Se dio prisa y volvió 9 rápidamente. (El
hombre) dijo a Pedro: —Pedro.
Éste se atemorizó (preguntándose) cómo había llegado a saber que su nombre
era Pedro. Pedro respondió al Salvador: —¿De dónde me conoces, puesto que has
pronunciado mi nombre?
Respondió Litargoel: —Deseo preguntarte quién te ha dado el nombre de
Pedro.
Díjole él: —Jesús, el Cristo, el hijo del Dios viviente, Él me dio este
nombre.
Respondió (Litargoel) con estas palabras: —Yo soy (ese). Reconóceme, Pedro.
Desanudó el vestido que le cubría, con el que se había disfrazado ante
nosotros, y se nos reveló en verdad como era él. Nos postramos en tierra y lo
adoramos nosotros, los once apóstoles. Extendió su mano, nos hizo levantar (y)
hablamos con él humildemente. Mientras nuestras cabezas estaban inclinadas
hacia el suelo con respeto, le dijimos: —¿Qué quieres que hagamos? Mas
otórganos la fuerza para que cumplamos tu voluntad en todo momento.

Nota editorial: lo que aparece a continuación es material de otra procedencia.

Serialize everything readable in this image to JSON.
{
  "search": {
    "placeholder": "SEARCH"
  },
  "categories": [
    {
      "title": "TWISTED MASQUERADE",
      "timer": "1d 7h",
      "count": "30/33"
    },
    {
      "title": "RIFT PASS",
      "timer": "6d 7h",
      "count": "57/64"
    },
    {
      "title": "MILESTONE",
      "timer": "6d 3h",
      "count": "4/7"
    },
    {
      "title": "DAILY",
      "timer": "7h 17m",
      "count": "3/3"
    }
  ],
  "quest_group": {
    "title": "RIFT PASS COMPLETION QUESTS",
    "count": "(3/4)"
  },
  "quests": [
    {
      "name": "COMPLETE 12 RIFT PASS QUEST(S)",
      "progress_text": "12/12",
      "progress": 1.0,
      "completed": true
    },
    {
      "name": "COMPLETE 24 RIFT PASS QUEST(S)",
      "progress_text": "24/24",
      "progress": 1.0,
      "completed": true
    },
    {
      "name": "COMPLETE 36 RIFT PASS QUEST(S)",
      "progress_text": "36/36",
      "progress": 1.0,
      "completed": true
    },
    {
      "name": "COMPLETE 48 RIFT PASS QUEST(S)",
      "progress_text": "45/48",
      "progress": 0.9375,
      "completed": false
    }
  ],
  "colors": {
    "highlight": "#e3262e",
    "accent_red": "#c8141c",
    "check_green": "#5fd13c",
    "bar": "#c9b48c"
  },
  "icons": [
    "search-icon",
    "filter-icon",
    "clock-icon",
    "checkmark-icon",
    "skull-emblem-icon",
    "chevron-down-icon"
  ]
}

Él (Jesús) les entregó el ungüento de nardo curativo y la cajita que estaba
en las manos del dicípulo, y les impartió la orden 10 siguiente: —Volved a la ciudad de la que habéis salido que es llamada
«Inhabitación». Continuad enseñando pacientemente a los que han creído en mi
nombre, puesto que yo he tenido paciencia en los sufrimientos de la fe. Yo os
otorgaré vuestra recompensa. Dad a los pobres de la ciudad lo que necesiten
para que vivan de ello, hasta que yo les dé lo que es superior, lo que os dije
que os iba a dar de balde.
Pedro respondió con estas palabras: —Señor, Tú nos has enseñado a renunciar
al mundo y a lo que en él hay. Hemos dejado todo por ti. Nos preocupamos (ahora
solamente) del alimento de cada día. ¿Dónde podremos encontrar las cosas
necesarias que nos pides entregar a los pobres?
El Señor respondió con estas palabras: —¡Oh Pedro!, era necesario que
comprendieras la parábola que te he contado. ¿No sabes tú que mi nombre, que tú
enseñas, es más valioso que cualquier riqueza y que la sabiduría de Dios es
superior al oro, la plata y las piedras preciosas?
La misión universal
Les entregó (la cajita con) los remedios medicinales y les dijo (de nuevo):
—Curad a todos los enfermos de la ciudad que han creído 11 [en] mi nombre.
Pedro tuvo miedo de responderle por segunda vez. Se dirigió al que estaba a
su lado, que era Juan, (y le dijo): —Habla tú esta vez.
Juan respondió con estas palabras: —Señor: tenemos miedo de pronunciar ante
ti multitud de palabras. Pero eres tú el que nos exige que practiquemos esta
técnica, aunque nadie nos ha instruido para ser médicos. ¿Cómo, pues, sabremos
curar los cuerpos, como tú nos has ordenado?
Le respondió (Jesús): —Has hablado bien, Juan, pues yo sé que los médicos
de este mundo acostumbran a curar (las enfermedades) que pertenecen al mundo.
(Pero) los médicos del alma sanan los corazones. Curad, pues, los cuerpos
primero, de modo que gracias a la potencia curativa que hay en vosotros para
curación de los cuerpos sin medicinas de este mundo puedan creer que os es
posible también sanar las enfermedades del corazón. Con los ricos de la ciudad,
(sin embargo,) esos que no consideran digno saber de mí, sino que se regocijan
en su riqueza y en su orgullo, con ésos, pues, 12 no comáis en [sus] casas, ni os amiguéis con ellos, no sea que os hagan
partícipes de su parcialidad. Pues muchos toman partido por los ricos en las
iglesias, porque son pecadores (también) y proporcionan la ocasión a otros
hombres de hacer (lo mismo). Mas vosotros juzgadlos con sabiduría, de modo que
vuestro ministerio sea glorificado, y para que Yo y mi nombre sean glorificados
también en las iglesias.
Los discípulos respondieron así: —Sí. En verdad esto es lo que conviene
hacer.
Se postraron en tiera y lo adoraron. (Pero) él los hizo levantar y se
apartó de ellos en paz. Amén.
Hechos de Pedro y los Doce Apóstoles.